Panoply Digital

View Original

Celebrating 10 Years of Panoply Digital

As I reflect on the last ten years of Panoply Digital what ties all the disparate work that I do together is the fact that I focus specifically on education and its intersections with technology. So that is what this post is about. As I reflect on the last ten years of Panoply Digital, I also reflect on the field of digital education, however defined. What has changed. What hasn’t. What is being accelerated and what is being slowed; what voices are submerged and which ones are surfaced. What shiny new technological thing captures our imagination and runs riot on educational systems that are increasingly underfunded, underdeveloped, and under-appreciated.

These things ride on the discourses that we have heard for years: education is broken, an old industrial model that hasn’t changed in over a century; we need disruption, transformation, efficiency, scale. Populism and a growing distrust in civic institutions and indeed civil society in general contributes to this. All of this can create closures where alternative futures are muted.

Countries I work in are increasingly entangled in a network of global actors and agents: supranational and national policies and strategies; non-government organisations (NGOs) that interpret and accelerate these policies; and commercial organisations wanting to capitalise on perceived gaps in local educational capacity. Over the last ten years (and indeed for much longer), education is being renegotiated through an explicit, seemingly inexorable link to technology, an explicit call to rapidly construct technological markets for education, and potentially an erosion of local educational autonomy as a result.

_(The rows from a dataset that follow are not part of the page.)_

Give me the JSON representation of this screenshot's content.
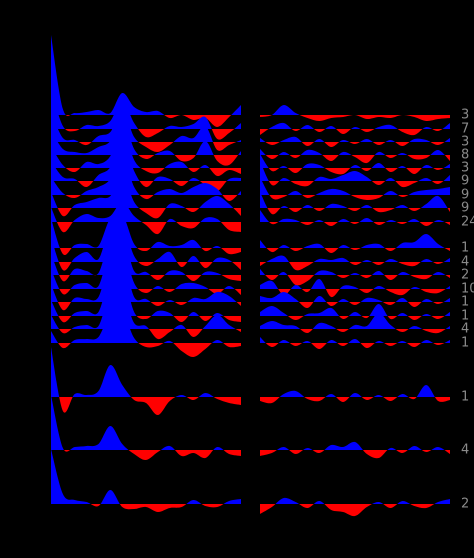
{
  "chart_data": {
    "type": "ridge",
    "colors": {
      "positive": "#0000ff",
      "negative": "#ff0000"
    },
    "rows": [
      {
        "label": 3,
        "left": [
          80,
          6,
          2,
          3,
          5,
          2,
          22,
          8,
          3,
          4,
          -3,
          0,
          -5,
          -3,
          -12,
          -2,
          10
        ],
        "right": [
          -2,
          0,
          10,
          2,
          -3,
          -6,
          -3,
          -2,
          0,
          -4,
          -2,
          -3,
          0,
          -2,
          -6,
          -4,
          -3
        ]
      },
      {
        "label": 7,
        "left": [
          40,
          3,
          -2,
          4,
          3,
          8,
          28,
          6,
          -8,
          -4,
          3,
          2,
          5,
          12,
          -10,
          -4,
          6
        ],
        "right": [
          -6,
          2,
          6,
          -2,
          4,
          -3,
          3,
          -5,
          2,
          -3,
          2,
          4,
          -3,
          -6,
          2,
          -2,
          6
        ]
      },
      {
        "label": 3,
        "left": [
          30,
          4,
          2,
          -3,
          6,
          10,
          32,
          5,
          -5,
          -10,
          -3,
          6,
          4,
          16,
          -8,
          -3,
          2
        ],
        "right": [
          4,
          -3,
          2,
          5,
          -4,
          3,
          -5,
          2,
          -2,
          3,
          -3,
          2,
          -4,
          3,
          2,
          -3,
          4
        ]
      },
      {
        "label": 8,
        "left": [
          25,
          6,
          3,
          2,
          8,
          14,
          38,
          6,
          -4,
          2,
          4,
          -6,
          -3,
          14,
          -6,
          -10,
          4
        ],
        "right": [
          6,
          -4,
          3,
          -3,
          5,
          2,
          -6,
          3,
          -2,
          -8,
          3,
          -3,
          2,
          -4,
          -3,
          5,
          -6
        ]
      },
      {
        "label": 3,
        "left": [
          22,
          3,
          -4,
          6,
          4,
          12,
          42,
          8,
          -3,
          -5,
          4,
          6,
          -4,
          3,
          -8,
          -2,
          -6
        ],
        "right": [
          14,
          -3,
          2,
          -5,
          4,
          3,
          -4,
          -6,
          3,
          -3,
          5,
          -4,
          2,
          -6,
          3,
          -2,
          4
        ]
      },
      {
        "label": 9,
        "left": [
          20,
          4,
          2,
          -6,
          6,
          14,
          44,
          10,
          -6,
          4,
          2,
          -5,
          3,
          -4,
          -10,
          2,
          3
        ],
        "right": [
          20,
          -4,
          3,
          -3,
          -5,
          4,
          2,
          6,
          10,
          4,
          -4,
          3,
          -6,
          -2,
          3,
          -3,
          6
        ]
      },
      {
        "label": 9,
        "left": [
          18,
          2,
          -3,
          4,
          8,
          16,
          40,
          8,
          -4,
          3,
          6,
          2,
          8,
          12,
          6,
          -6,
          4
        ],
        "right": [
          18,
          -3,
          -2,
          4,
          -3,
          2,
          6,
          4,
          -2,
          -5,
          -3,
          4,
          -2,
          3,
          5,
          6,
          8
        ]
      },
      {
        "label": 9,
        "left": [
          16,
          -8,
          3,
          6,
          10,
          12,
          34,
          6,
          -5,
          -10,
          4,
          2,
          -4,
          6,
          12,
          4,
          -8
        ],
        "right": [
          16,
          -6,
          2,
          -4,
          3,
          -3,
          4,
          2,
          -3,
          3,
          -4,
          -2,
          3,
          -3,
          4,
          12,
          -4
        ]
      },
      {
        "label": 24,
        "left": [
          15,
          -10,
          2,
          8,
          4,
          6,
          20,
          6,
          -3,
          -12,
          3,
          -4,
          -6,
          4,
          3,
          -8,
          -10
        ],
        "right": [
          12,
          -2,
          3,
          2,
          -3,
          2,
          -4,
          3,
          -2,
          4,
          -3,
          2,
          -2,
          3,
          -4,
          2,
          -3
        ]
      },
      {
        "label": 1,
        "left": [
          30,
          -6,
          3,
          4,
          2,
          30,
          34,
          4,
          -3,
          6,
          2,
          3,
          8,
          -3,
          2,
          -6,
          -4
        ],
        "right": [
          8,
          -4,
          3,
          -3,
          2,
          4,
          -5,
          3,
          -2,
          3,
          4,
          -3,
          5,
          6,
          14,
          4,
          -3
        ]
      },
      {
        "label": 4,
        "left": [
          25,
          -8,
          4,
          10,
          3,
          36,
          40,
          6,
          -4,
          3,
          10,
          -5,
          6,
          -6,
          4,
          2,
          -8
        ],
        "right": [
          -4,
          3,
          6,
          -8,
          -4,
          3,
          2,
          4,
          -3,
          2,
          -3,
          3,
          -2,
          -4,
          3,
          -2,
          4
        ]
      },
      {
        "label": 2,
        "left": [
          22,
          -6,
          6,
          4,
          2,
          38,
          42,
          4,
          3,
          -5,
          4,
          3,
          -6,
          3,
          2,
          -4,
          -6
        ],
        "right": [
          6,
          -5,
          3,
          -10,
          -6,
          4,
          3,
          -3,
          2,
          -3,
          4,
          -5,
          3,
          -2,
          -4,
          3,
          -3
        ]
      },
      {
        "label": 10,
        "left": [
          20,
          -5,
          4,
          6,
          3,
          40,
          44,
          6,
          -4,
          3,
          -3,
          5,
          6,
          2,
          -5,
          3,
          -6
        ],
        "right": [
          4,
          8,
          -6,
          4,
          -3,
          10,
          -8,
          3,
          2,
          -4,
          3,
          -3,
          -6,
          2,
          -3,
          -4,
          3
        ]
      },
      {
        "label": 1,
        "left": [
          18,
          -8,
          4,
          3,
          5,
          42,
          46,
          5,
          3,
          -4,
          2,
          -3,
          4,
          3,
          10,
          6,
          -4
        ],
        "right": [
          6,
          4,
          10,
          3,
          -6,
          6,
          -4,
          3,
          -3,
          4,
          2,
          -3,
          4,
          -5,
          3,
          -2,
          4
        ]
      },
      {
        "label": 1,
        "left": [
          16,
          -6,
          3,
          5,
          4,
          40,
          44,
          4,
          -3,
          5,
          3,
          -6,
          4,
          -5,
          3,
          -4,
          -6
        ],
        "right": [
          4,
          10,
          3,
          -4,
          2,
          3,
          8,
          -3,
          4,
          -2,
          12,
          -3,
          3,
          -4,
          2,
          -3,
          4
        ]
      },
      {
        "label": 4,
        "left": [
          14,
          -4,
          2,
          4,
          3,
          36,
          38,
          6,
          3,
          -10,
          -3,
          4,
          -8,
          3,
          14,
          4,
          -3
        ],
        "right": [
          3,
          8,
          4,
          3,
          -4,
          6,
          3,
          -3,
          4,
          3,
          16,
          4,
          -3,
          3,
          -2,
          -4,
          3
        ]
      },
      {
        "label": 1,
        "left": [
          12,
          -5,
          3,
          4,
          6,
          30,
          32,
          5,
          -4,
          -3,
          2,
          -8,
          -14,
          -6,
          3,
          -4,
          -3
        ],
        "right": [
          6,
          -4,
          3,
          -3,
          2,
          -6,
          3,
          -3,
          4,
          -5,
          2,
          -3,
          2,
          -4,
          3,
          -2,
          3
        ]
      },
      {
        "label": 1,
        "left": [
          50,
          -14,
          3,
          2,
          6,
          32,
          12,
          -3,
          -6,
          -18,
          -4,
          2,
          -3,
          4,
          -2,
          -6,
          -8
        ],
        "right": [
          -4,
          -6,
          3,
          6,
          -2,
          -4,
          3,
          -5,
          4,
          -3,
          2,
          -4,
          3,
          -2,
          12,
          -4,
          -3
        ]
      },
      {
        "label": 4,
        "left": [
          55,
          2,
          3,
          4,
          6,
          24,
          6,
          -4,
          -10,
          -2,
          4,
          -6,
          -3,
          -8,
          3,
          -4,
          -6
        ],
        "right": [
          -6,
          -3,
          3,
          -4,
          2,
          -3,
          5,
          3,
          8,
          -4,
          -8,
          2,
          -3,
          4,
          -2,
          3,
          -4
        ]
      },
      {
        "label": 2,
        "left": [
          55,
          10,
          4,
          2,
          -2,
          14,
          -3,
          -5,
          -3,
          -8,
          -4,
          -3,
          4,
          -2,
          -3,
          3,
          5
        ],
        "right": [
          -10,
          -3,
          6,
          2,
          -4,
          3,
          -6,
          -8,
          -12,
          -3,
          2,
          -4,
          3,
          -2,
          -4,
          2,
          5
        ]
      }
    ]
  }
}
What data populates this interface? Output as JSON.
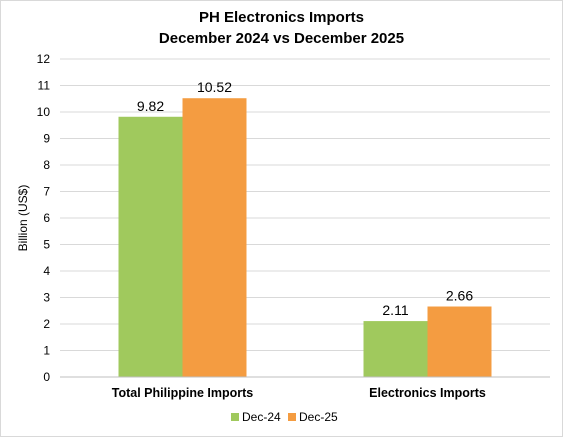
{
  "chart_data": {
    "type": "bar",
    "title": "PH Electronics Imports",
    "subtitle": "December 2024 vs December 2025",
    "xlabel": "",
    "ylabel": "Billion (US$)",
    "ylim": [
      0,
      12
    ],
    "yticks": [
      0,
      1,
      2,
      3,
      4,
      5,
      6,
      7,
      8,
      9,
      10,
      11,
      12
    ],
    "grid": true,
    "legend_position": "bottom",
    "categories": [
      "Total Philippine Imports",
      "Electronics Imports"
    ],
    "series": [
      {
        "name": "Dec-24",
        "color": "#a0c95d",
        "values": [
          9.82,
          2.11
        ],
        "labels": [
          "9.82",
          "2.11"
        ]
      },
      {
        "name": "Dec-25",
        "color": "#f49c41",
        "values": [
          10.52,
          2.66
        ],
        "labels": [
          "10.52",
          "2.66"
        ]
      }
    ]
  }
}
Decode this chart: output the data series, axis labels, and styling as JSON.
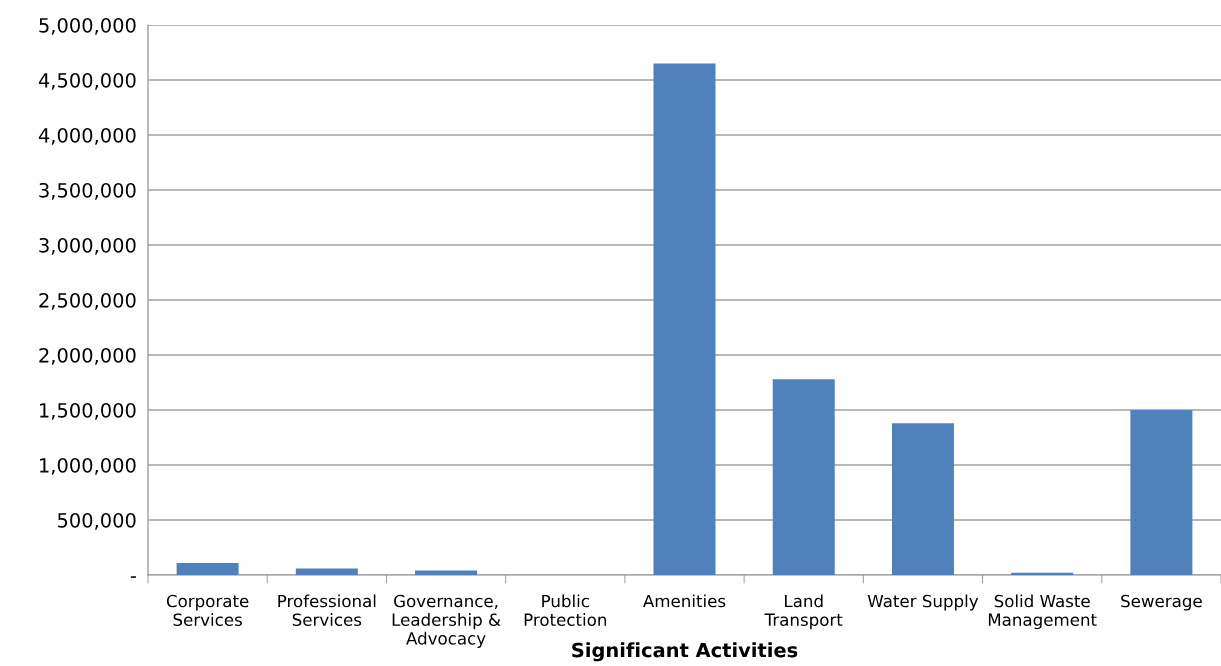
{
  "chart_data": {
    "type": "bar",
    "xlabel": "Significant Activities",
    "categories": [
      "Corporate\nServices",
      "Professional\nServices",
      "Governance,\nLeadership &\nAdvocacy",
      "Public\nProtection",
      "Amenities",
      "Land\nTransport",
      "Water Supply",
      "Solid Waste\nManagement",
      "Sewerage"
    ],
    "values": [
      110000,
      60000,
      40000,
      0,
      4650000,
      1780000,
      1380000,
      20000,
      1500000
    ],
    "color": "#4f81bd",
    "ylim": [
      0,
      5000000
    ],
    "yticks": [
      {
        "value": 0,
        "label": "-"
      },
      {
        "value": 500000,
        "label": "500,000"
      },
      {
        "value": 1000000,
        "label": "1,000,000"
      },
      {
        "value": 1500000,
        "label": "1,500,000"
      },
      {
        "value": 2000000,
        "label": "2,000,000"
      },
      {
        "value": 2500000,
        "label": "2,500,000"
      },
      {
        "value": 3000000,
        "label": "3,000,000"
      },
      {
        "value": 3500000,
        "label": "3,500,000"
      },
      {
        "value": 4000000,
        "label": "4,000,000"
      },
      {
        "value": 4500000,
        "label": "4,500,000"
      },
      {
        "value": 5000000,
        "label": "5,000,000"
      }
    ],
    "grid": "y"
  }
}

I have grown to believe over the last ten years that autonomy is a precious resource in education; it is directly linked to teachers’ view of themselves as creative and critical professionals. Technology used in education must be working towards bolstering that agency amongst teachers and amongst local educational systems. Not all technological insertions in education do this, though.

As a practitioner with Panoply Digital and elsewhere, I do active and pragmatic work in micro and at times meso spaces often with marginalised groups or with effort aimed at institutional development. I work often with refugees, the groups that support them, and on pragmatic outputs like curricula, blended learning design, accreditation, and support mechanisms. An example of one such project is here. I work often on teacher training initiatives largely in Sub-Saharan Africa and that almost always carries with it a technological component. The need for this sort of practical work is the same as it was 10 years ago: curricula, course and programme design, building confidence and creativity in teachers, developing programmes and networks of support, and internal advocacy for systems to shift in light of the needs of marginalised students. Much of this though is granular, bespoke, and more often than not, doesn’t scale all that well. Marginalisation is rather contextual specific and requires a specific address.

As Co-Director of the Centre for Research in Digital Education, I critique the macro machinations and power asymmetries that make my micro and meso work difficult, the ones that are fueling the scale that can at times sit uncomfortably with my practical work. We have seen a range of these over the last 10 years and will undoubtedly see an acceleration post-pandemic and with the advent of AI: Bridge International Academies, One Laptop Per Child, any number of School/Classroom in a Box initiatives gave way to a general (and largely commercial) platformisation in education and their accompanying rents, assets, and online programme managers (OPMs). All of these still echo through the educational imagination.

But even with this academic work, there are practical extensions of what the research is finding. I often work with Ministries of Education in several Sub-Saharan Africa countries on their ICT in education policies, strategies, and programming work (some of this is captured in this article). I caution against grand initiatives like those mentioned above, caution against getting locked in to commercial platforms with little transparency, and advise towards domestic capacity building ideally with domestic educational technologies and epistemologies.

But if not this increasing reliance on commercial technologies to satisfy ambitious development goals, then what? What would be the characteristics of digital education that isn’t reliant on commercial, ever surveilling digital architecture? Might the digital practices of developmental education be aligned with open technological systems that are readily deployable and align with the lived experiences of those that are using them? Might they involve decolonised and co-designed digital learning spaces, and measures of governance around (educational) data and digital sovereignty? Would rights to repair be explicit? Might community-owned and operated networks more equitably serve this growing territory of digital education? Alternatives exist, if we allow ourselves the freedom to imagine them.

That is what the last ten years of Panoply Digital has taught me.